Dia sudah terbiasa dengan tanggapan orang -orang padanya. Banyak dari mereka berasumsi bahwa ada pilihan kutub antara pernikahan dan pekerjaan dan bahwa semakin antusias dia telah memeluk pekerjaannya, semakin besar dia pasti menolak gagasan anak atau kemitraan pria. Elizabeth telah menyerah mencoba menjelaskan. Dia telah mengambil pekerjaan karena dia perlu hidup; Dia telah menemukan yang menarik dalam preferensi untuk yang membosankan; Dia telah mencoba melakukannya dengan baik daripada buruk. Dia tidak bisa melihat bagaimana salah satu dari tiga langkah logis ini menyiratkan penolakan kekerasan terhadap pria atau anak -anak.

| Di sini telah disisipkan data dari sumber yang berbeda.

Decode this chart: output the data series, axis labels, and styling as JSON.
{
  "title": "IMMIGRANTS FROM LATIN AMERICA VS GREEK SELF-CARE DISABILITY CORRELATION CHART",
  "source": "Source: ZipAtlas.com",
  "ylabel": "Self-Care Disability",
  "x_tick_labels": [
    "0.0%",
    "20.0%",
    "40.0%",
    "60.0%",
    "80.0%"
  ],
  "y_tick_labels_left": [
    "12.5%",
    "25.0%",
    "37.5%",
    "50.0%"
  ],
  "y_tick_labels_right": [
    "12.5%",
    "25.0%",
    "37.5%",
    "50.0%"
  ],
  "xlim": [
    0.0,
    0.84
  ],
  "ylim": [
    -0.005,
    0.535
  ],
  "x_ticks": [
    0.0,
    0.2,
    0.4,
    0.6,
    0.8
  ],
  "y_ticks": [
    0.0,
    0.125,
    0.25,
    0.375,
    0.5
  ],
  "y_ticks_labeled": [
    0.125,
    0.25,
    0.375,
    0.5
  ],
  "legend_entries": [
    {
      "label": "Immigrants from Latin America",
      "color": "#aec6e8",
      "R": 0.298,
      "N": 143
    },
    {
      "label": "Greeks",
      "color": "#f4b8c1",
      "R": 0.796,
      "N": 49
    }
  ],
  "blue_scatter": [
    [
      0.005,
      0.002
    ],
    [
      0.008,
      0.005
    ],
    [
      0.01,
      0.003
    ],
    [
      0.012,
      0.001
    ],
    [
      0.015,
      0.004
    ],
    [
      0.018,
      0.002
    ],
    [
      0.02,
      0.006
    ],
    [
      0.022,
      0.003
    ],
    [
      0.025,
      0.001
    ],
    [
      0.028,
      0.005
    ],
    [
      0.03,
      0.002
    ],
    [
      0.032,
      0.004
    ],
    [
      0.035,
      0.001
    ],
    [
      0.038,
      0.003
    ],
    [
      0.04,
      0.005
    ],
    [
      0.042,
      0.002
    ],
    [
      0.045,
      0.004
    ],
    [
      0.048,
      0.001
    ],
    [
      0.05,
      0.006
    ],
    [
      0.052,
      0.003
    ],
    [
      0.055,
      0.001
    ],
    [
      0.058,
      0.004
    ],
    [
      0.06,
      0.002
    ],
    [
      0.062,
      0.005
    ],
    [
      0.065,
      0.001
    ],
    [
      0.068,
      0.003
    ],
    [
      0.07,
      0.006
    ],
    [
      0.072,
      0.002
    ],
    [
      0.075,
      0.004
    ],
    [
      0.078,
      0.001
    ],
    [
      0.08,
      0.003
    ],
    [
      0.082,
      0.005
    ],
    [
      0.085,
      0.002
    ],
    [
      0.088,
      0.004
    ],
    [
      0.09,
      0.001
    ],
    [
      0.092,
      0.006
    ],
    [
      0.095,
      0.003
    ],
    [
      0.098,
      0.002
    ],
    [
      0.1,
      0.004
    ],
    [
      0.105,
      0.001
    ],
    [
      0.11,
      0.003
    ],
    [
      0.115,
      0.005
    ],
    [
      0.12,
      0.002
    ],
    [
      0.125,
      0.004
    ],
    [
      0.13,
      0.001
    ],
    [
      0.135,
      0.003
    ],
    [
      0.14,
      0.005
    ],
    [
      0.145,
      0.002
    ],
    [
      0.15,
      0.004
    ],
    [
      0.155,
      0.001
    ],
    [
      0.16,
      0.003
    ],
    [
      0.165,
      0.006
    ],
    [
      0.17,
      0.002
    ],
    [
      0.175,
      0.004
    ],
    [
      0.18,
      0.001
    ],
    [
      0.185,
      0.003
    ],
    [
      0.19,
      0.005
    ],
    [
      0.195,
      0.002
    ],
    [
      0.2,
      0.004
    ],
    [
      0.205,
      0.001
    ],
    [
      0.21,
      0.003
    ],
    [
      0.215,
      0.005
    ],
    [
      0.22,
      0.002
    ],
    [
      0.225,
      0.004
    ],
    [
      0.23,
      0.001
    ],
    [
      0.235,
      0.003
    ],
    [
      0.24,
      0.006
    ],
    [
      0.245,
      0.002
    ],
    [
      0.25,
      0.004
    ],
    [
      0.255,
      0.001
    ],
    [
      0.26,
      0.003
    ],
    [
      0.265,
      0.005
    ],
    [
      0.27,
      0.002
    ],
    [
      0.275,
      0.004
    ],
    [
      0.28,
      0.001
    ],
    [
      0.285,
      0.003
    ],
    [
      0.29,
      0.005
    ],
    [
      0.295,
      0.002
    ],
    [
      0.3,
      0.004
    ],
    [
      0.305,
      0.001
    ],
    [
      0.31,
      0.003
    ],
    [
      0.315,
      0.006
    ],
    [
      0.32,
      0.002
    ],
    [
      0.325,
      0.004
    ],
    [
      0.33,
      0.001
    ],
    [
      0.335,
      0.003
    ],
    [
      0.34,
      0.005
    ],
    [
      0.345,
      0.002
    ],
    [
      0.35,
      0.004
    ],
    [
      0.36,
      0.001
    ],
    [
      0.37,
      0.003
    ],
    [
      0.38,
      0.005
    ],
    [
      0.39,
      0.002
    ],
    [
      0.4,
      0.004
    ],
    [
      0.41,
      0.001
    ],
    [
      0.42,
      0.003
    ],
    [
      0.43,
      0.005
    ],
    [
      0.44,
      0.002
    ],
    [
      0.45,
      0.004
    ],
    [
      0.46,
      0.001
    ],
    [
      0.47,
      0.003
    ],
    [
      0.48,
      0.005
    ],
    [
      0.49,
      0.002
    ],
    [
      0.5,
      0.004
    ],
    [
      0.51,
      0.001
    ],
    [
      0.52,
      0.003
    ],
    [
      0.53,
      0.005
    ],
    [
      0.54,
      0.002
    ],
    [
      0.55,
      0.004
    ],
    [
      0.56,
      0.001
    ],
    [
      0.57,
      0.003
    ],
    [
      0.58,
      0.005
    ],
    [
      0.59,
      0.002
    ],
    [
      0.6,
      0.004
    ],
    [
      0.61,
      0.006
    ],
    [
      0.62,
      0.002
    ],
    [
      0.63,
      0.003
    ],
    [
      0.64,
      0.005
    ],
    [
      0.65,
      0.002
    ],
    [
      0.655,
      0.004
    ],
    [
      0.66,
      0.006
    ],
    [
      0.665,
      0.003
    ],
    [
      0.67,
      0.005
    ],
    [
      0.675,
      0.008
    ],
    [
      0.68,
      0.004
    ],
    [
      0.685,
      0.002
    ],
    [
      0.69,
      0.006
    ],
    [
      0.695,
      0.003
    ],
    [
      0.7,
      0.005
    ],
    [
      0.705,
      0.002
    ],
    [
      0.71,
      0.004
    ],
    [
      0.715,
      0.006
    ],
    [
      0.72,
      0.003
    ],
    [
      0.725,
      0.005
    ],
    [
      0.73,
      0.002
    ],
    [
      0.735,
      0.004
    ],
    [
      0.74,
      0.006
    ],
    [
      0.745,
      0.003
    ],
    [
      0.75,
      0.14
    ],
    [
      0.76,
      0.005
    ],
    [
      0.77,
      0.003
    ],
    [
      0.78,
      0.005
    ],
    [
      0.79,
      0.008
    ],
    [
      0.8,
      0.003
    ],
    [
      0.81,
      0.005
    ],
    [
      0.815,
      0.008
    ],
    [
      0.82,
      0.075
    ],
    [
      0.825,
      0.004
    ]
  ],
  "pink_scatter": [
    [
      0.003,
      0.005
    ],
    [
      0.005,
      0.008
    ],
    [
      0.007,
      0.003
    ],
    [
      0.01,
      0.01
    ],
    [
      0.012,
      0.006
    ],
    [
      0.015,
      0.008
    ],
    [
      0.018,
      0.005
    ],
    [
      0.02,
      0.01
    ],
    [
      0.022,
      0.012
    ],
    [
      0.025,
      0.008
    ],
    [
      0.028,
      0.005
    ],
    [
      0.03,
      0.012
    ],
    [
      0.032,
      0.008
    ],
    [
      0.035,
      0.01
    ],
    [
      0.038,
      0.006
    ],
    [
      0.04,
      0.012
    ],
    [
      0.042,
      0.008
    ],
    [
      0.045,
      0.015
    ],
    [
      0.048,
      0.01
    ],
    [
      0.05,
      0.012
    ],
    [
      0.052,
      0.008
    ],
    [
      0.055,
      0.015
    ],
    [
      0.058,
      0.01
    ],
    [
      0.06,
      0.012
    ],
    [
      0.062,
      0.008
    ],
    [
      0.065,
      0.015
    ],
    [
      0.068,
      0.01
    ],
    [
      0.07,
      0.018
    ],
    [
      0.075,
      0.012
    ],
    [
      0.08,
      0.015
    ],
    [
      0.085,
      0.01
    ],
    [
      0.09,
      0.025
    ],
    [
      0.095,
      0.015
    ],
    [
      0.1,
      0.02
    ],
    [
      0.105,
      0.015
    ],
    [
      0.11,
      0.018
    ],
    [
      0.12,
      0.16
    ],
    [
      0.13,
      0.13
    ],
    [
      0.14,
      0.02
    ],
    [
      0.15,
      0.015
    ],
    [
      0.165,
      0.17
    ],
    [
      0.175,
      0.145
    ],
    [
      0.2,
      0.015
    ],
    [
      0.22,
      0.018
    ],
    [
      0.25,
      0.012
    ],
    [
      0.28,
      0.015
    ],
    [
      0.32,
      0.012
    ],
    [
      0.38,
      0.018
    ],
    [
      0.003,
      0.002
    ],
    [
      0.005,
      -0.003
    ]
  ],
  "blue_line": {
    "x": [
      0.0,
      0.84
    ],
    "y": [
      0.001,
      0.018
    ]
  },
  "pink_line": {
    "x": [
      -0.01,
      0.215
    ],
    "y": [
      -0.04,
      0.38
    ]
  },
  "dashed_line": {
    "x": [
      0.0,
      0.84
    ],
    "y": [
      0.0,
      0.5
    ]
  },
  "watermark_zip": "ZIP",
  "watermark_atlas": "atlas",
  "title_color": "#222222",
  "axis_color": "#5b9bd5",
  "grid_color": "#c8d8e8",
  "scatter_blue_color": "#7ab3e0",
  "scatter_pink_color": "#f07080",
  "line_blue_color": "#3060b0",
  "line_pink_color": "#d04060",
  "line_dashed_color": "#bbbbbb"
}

(She had grown accustomed to people's responses to her. Many of them assumed that there was a polar choice between marriage and work and that the more enthusiastically she had embraced her job, the more vigourously she must have rejected the idea of children or male partnership. Elizabeth had given up trying to explain. She had taken a job because she needed to live; she had found an interesting one in preference to a dull one; she had tried to do well rather than badly. She could not see how any of these three logical steps implied a violent rejection of men or children.)
Elizabeth telah terbiasa dengan kesalahpahaman yang dimiliki orang tentang pilihannya dalam hidup, terutama mengenai keseimbangan antara pekerjaan dan keluarga. Banyak yang berasumsi bahwa antusiasmenya terhadap kariernya berarti dia secara tegas berpaling dari gagasan pernikahan dan menjadi ibu. Terlepas dari kepercayaan umum ini, dia merasa melelahkan untuk membenarkan keputusannya kepada orang lain.
Bagi Elizabeth, pekerjaannya adalah keharusan untuk bertahan hidup, dan dia memprioritaskan menemukan pemenuhan pekerjaan atas tugas -tugas duniawi. Dia berusaha untuk unggul dalam profesinya, dan membingungkan kepadanya bahwa pilihan logis ini ditafsirkan sebagai penolakan terhadap peran tradisional. Perspektifnya menyoroti kompleksitas identitas perempuan di luar harapan masyarakat.